Это были последние слова, после которых наступила долгожданная темнота.
* * *– Косой, оставь малька.
– Ты чего, Бес, это же шлюхин сыночек. Ты чего, теперь за всех заступаться будешь? Они же жируют, жрут конфеты, что им их матери-проститутки тащат. Ты-то знаешь, чем те на конфеты зарабатывают…
– Вот и отдай.
– Ну, ты, Бес… ты не прав. Пацаны тебе этого не спустят.
– С пацанами я сам разберусь.
– Ага, разберешься. Будет тебе темная ночью.
– Поглядим, по крайней мере буду знать, кого утром башкой в толчок засунуть.
– Ты че? Я-то при чем?
– Крайним будешь, а теперь брысь, гондон.
Паренек лет двенадцати-тринадцати, сунув руки в карманы, двинулся в глубь то ли неухоженного парка, то ли редкого лиственного леса, второй, лет восьми, остался стоять, сжимая в руках горсть дешевых конфет. В глазах малыша застыли обида и злость, а еще от него пованивало мочой, да и пятно на штанах выдавало степень пережитого испуга.
– Она не проститутка, – малой всхлипнул. – Так получилось. Мой папа был космонавтом и погиб, а ее заставили меня сюда отдать. Она хорошая. Бес, она правда хорошая.

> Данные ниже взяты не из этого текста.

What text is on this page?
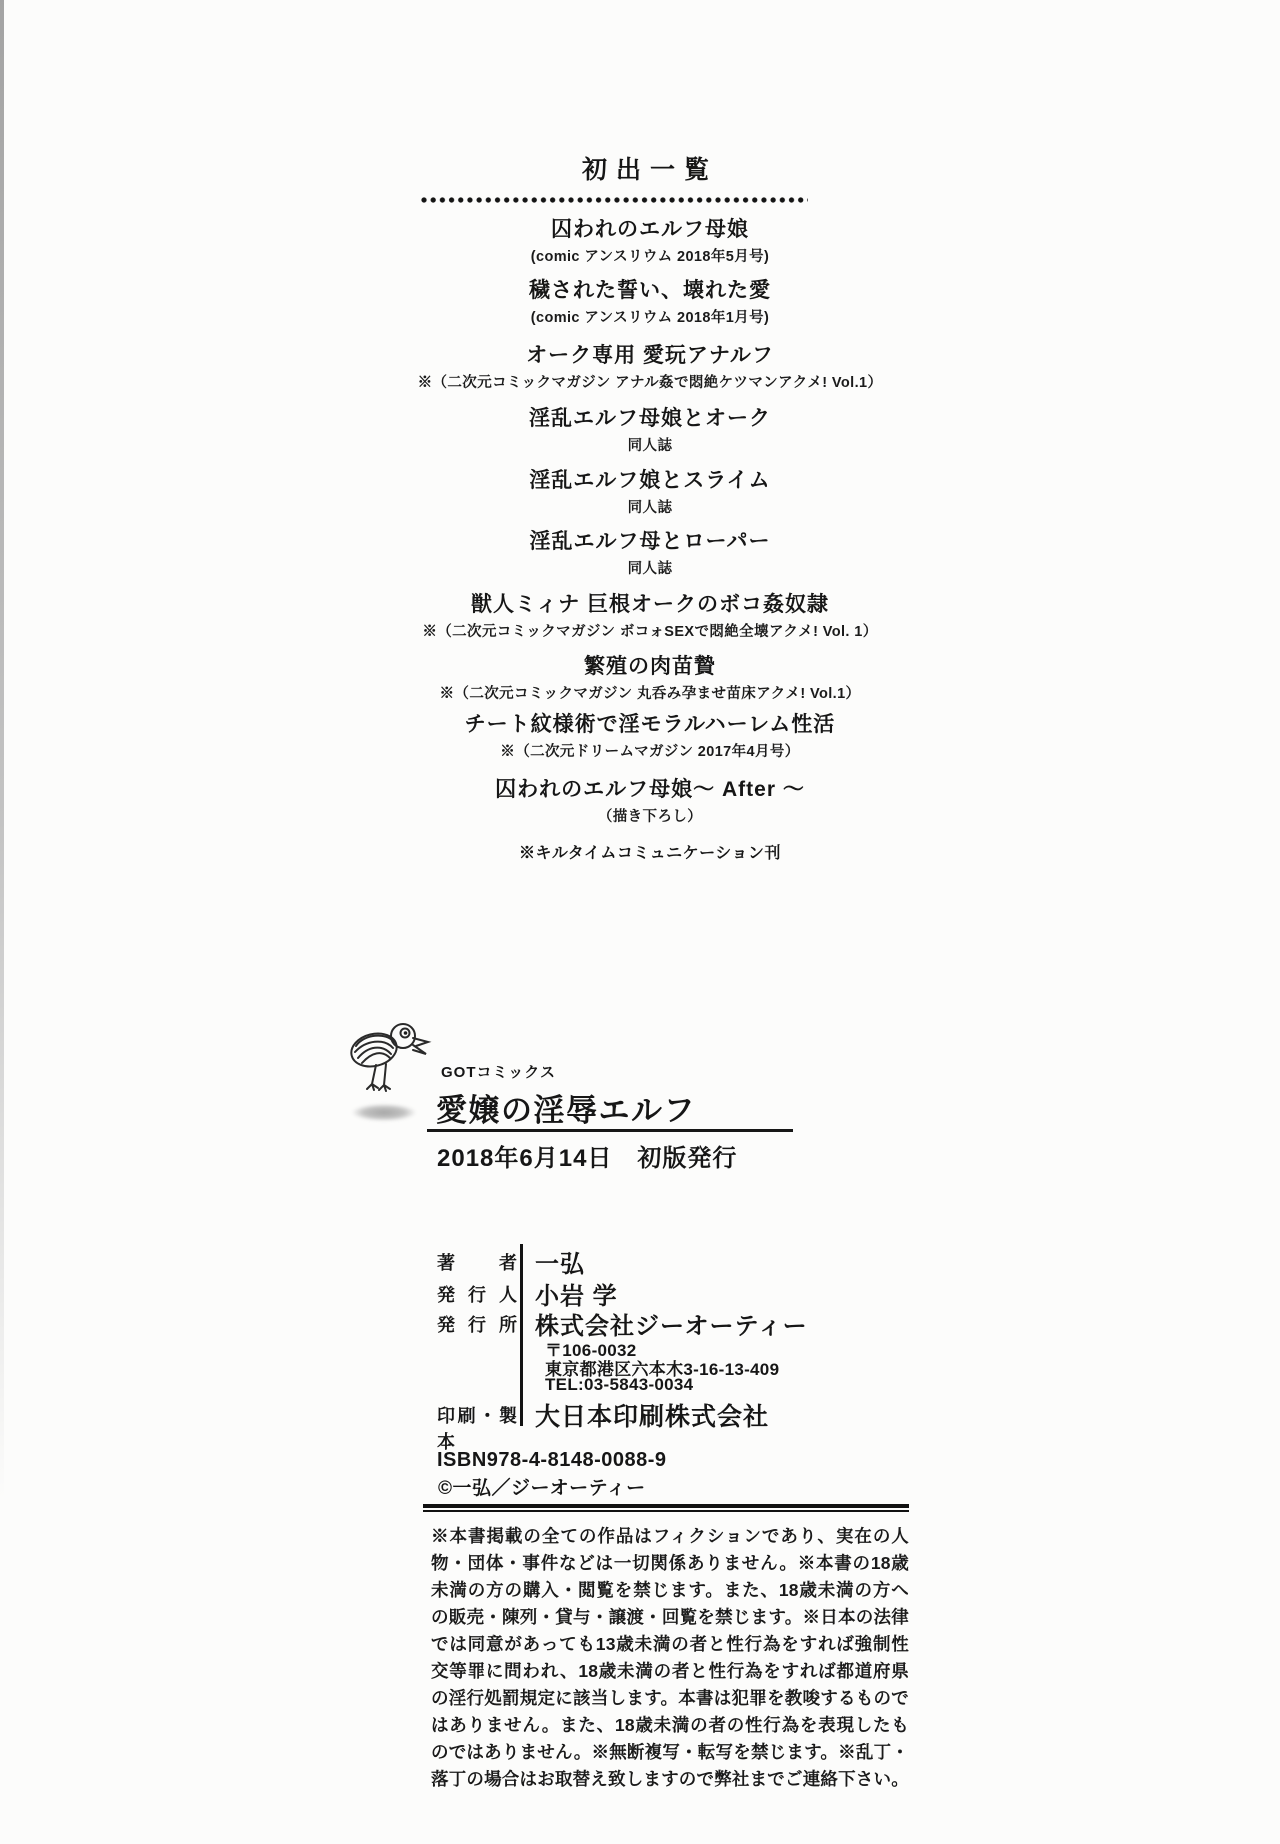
初出一覧
囚われのエルフ母娘
(comic アンスリウム 2018年5月号)
穢された誓い、壊れた愛
(comic アンスリウム 2018年1月号)
オーク専用 愛玩アナルフ
※（二次元コミックマガジン アナル姦で悶絶ケツマンアクメ! Vol.1）
淫乱エルフ母娘とオーク
同人誌
淫乱エルフ娘とスライム
同人誌
淫乱エルフ母とローパー
同人誌
獣人ミィナ 巨根オークのボコ姦奴隷
※（二次元コミックマガジン ボコォSEXで悶絶全壊アクメ! Vol. 1）
繁殖の肉苗贄
※（二次元コミックマガジン 丸呑み孕ませ苗床アクメ! Vol.1）
チート紋様術で淫モラルハーレム性活
※（二次元ドリームマガジン 2017年4月号）
囚われのエルフ母娘～ After ～
（描き下ろし）
※キルタイムコミュニケーション刊
GOTコミックス
愛嬢の淫辱エルフ
2018年6月14日　初版発行
著者 一弘
発行人 小岩 学
発行所 株式会社ジーオーティー
〒106-0032
東京都港区六本木3-16-13-409
TEL:03-5843-0034
印刷・製本
大日本印刷株式会社
ISBN978-4-8148-0088-9
©一弘／ジーオーティー
※本書掲載の全ての作品はフィクションであり、実在の人物・団体・事件などは一切関係ありません。※本書の18歳未満の方の購入・閲覧を禁じます。また、18歳未満の方への販売・陳列・貸与・譲渡・回覧を禁じます。※日本の法律では同意があっても13歳未満の者と性行為をすれば強制性交等罪に問われ、18歳未満の者と性行為をすれば都道府県の淫行処罰規定に該当します。本書は犯罪を教唆するものではありません。また、18歳未満の者の性行為を表現したものではありません。※無断複写・転写を禁じます。※乱丁・落丁の場合はお取替え致しますので弊社までご連絡下さい。
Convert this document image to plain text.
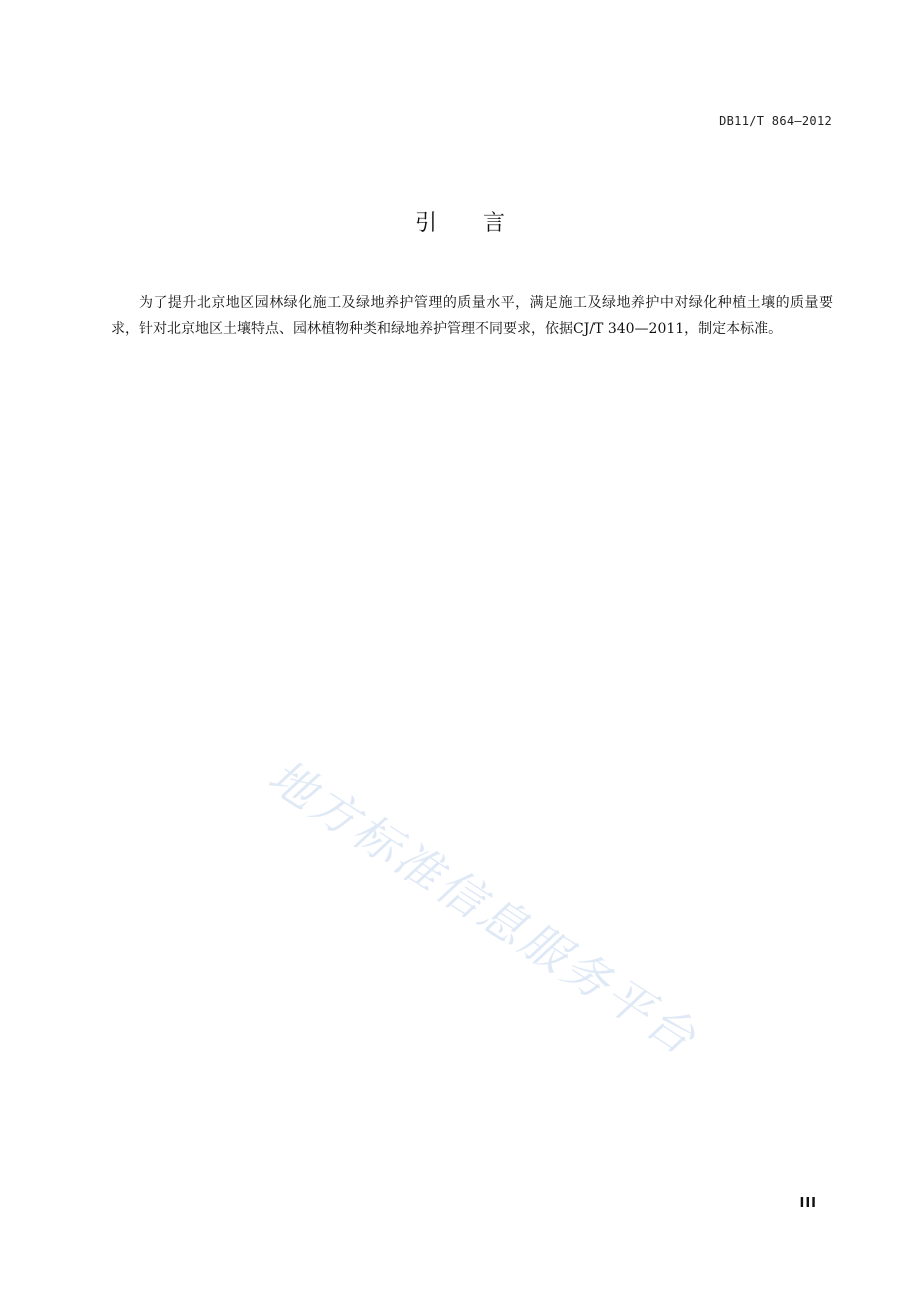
DB11/T 864—2012
引言

为了提升北京地区园林绿化施工及绿地养护管理的质量水平，满足施工及绿地养护中对绿化种植土壤的质量要求，针对北京地区土壤特点、园林植物种类和绿地养护管理不同要求，依据CJ/T 340—2011，制定本标准。

地方标准信息服务平台
III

– Конечно, – слушать обоссавшегося малька не хочется. Сколько уже наслушался таких историй про космонавтов и летчиков-испытателей. А вот матерей, сдающих детей в детдом, ненавидеть не получается. Ведь некоторые еще и приходят, несут дешевые гостинцы, делая жизнь пацанов и девчонок невыносимой – тех презирают настоящие сироты, по крайней мере те, к кому никто не приходит, и не просто презирают, а всячески измываются. – Беги, только вымыться не забудь.